Intracellular localization of Nogo-A in cultured oligodendrocytes. Fixed oligodendrocytes permeabilized with Triton X-100 were double stained with mAb 11C7 (A, red) and the ER marker α-calnexin (B, green) or AS 472 (D, red) and α-MG160 outlining the Golgi complex (E, green) and analyzed by confocal microscopy in single optical sections. Nogo-A colocalizes with calnexin (C, yellow) as well as with the Golgi-marker (F, yellow). The magnification in C is taken from a different cell.
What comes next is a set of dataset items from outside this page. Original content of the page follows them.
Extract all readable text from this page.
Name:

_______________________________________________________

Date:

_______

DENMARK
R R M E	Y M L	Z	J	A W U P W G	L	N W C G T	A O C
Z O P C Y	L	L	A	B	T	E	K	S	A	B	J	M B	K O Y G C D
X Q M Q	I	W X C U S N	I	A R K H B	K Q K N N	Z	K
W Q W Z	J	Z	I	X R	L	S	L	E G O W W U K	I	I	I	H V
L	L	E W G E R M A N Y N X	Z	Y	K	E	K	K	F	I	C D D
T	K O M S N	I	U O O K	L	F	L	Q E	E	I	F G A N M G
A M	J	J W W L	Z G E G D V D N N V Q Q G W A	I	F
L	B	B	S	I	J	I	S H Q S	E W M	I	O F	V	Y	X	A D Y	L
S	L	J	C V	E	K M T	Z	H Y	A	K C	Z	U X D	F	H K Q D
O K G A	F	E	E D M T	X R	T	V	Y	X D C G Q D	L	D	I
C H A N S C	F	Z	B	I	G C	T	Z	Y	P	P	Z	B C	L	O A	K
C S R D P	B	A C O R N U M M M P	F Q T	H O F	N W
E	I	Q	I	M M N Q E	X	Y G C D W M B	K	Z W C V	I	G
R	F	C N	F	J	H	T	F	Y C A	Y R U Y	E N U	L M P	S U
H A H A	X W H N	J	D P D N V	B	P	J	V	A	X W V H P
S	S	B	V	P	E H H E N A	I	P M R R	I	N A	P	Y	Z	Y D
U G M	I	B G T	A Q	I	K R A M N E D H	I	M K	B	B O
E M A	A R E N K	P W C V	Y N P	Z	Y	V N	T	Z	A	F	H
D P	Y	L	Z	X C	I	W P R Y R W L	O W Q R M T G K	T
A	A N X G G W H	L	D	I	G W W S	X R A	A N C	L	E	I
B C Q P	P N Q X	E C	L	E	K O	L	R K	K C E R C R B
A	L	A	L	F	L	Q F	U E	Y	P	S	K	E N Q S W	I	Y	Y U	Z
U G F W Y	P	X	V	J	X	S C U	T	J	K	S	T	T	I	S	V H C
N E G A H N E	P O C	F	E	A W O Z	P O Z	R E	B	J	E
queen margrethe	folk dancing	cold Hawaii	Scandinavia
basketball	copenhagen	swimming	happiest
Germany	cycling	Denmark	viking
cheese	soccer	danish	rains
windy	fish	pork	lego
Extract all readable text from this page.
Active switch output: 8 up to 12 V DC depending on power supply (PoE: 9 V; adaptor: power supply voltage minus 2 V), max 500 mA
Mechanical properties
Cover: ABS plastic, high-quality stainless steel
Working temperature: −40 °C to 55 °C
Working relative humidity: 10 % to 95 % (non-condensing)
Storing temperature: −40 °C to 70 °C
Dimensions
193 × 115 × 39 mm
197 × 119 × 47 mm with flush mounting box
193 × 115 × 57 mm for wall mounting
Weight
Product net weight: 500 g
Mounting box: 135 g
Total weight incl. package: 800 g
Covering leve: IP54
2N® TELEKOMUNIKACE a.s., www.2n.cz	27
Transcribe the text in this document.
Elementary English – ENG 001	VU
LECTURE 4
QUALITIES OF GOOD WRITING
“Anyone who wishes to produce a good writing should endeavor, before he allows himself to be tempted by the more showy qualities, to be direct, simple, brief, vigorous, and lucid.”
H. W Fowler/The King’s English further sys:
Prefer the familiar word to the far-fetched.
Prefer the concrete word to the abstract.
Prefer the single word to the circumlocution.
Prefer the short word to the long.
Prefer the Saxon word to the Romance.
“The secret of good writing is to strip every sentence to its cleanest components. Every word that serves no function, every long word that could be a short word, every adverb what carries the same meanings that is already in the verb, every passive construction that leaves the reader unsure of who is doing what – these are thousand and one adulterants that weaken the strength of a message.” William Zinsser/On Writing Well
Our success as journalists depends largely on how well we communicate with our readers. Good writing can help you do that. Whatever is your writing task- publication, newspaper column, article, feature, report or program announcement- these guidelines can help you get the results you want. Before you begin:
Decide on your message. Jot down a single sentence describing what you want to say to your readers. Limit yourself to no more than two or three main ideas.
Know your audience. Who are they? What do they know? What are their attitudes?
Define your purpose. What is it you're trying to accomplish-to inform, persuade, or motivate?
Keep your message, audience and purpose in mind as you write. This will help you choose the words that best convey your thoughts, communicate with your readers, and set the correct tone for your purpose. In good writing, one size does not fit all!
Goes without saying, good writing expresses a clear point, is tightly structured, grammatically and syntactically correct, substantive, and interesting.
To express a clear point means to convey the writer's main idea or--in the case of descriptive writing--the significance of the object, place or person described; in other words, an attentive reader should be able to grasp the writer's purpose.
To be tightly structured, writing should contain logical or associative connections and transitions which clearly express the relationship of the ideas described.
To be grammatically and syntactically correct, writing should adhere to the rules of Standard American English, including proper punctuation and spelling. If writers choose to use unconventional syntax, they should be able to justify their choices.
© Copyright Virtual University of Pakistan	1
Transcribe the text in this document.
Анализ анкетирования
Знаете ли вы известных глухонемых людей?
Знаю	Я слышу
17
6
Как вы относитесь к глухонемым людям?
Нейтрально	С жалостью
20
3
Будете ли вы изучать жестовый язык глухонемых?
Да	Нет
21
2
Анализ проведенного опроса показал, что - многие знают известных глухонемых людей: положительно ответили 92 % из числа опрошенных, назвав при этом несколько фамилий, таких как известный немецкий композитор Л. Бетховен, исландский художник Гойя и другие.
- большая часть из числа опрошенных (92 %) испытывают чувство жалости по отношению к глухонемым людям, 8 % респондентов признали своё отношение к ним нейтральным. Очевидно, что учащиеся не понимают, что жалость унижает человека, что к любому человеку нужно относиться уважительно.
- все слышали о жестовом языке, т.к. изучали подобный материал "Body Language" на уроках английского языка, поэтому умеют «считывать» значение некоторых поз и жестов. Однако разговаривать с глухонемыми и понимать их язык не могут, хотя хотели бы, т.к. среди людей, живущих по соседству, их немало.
The planes of the optical sections were chosen for optimal visualization of the colocalization of Nogo with the marker proteins in the cell body and the main processes. Both mAb 11C7 and AS 472 stain the entire cell with all the processes. Note the regions in which the Nogo-A immunoreactivity does not completely overlap with the ER-marker (C, arrowheads) or Golgi-marker (F, arrowheads). Scale bar: (in F) A–C, 20 μm; D–F, 15 μm.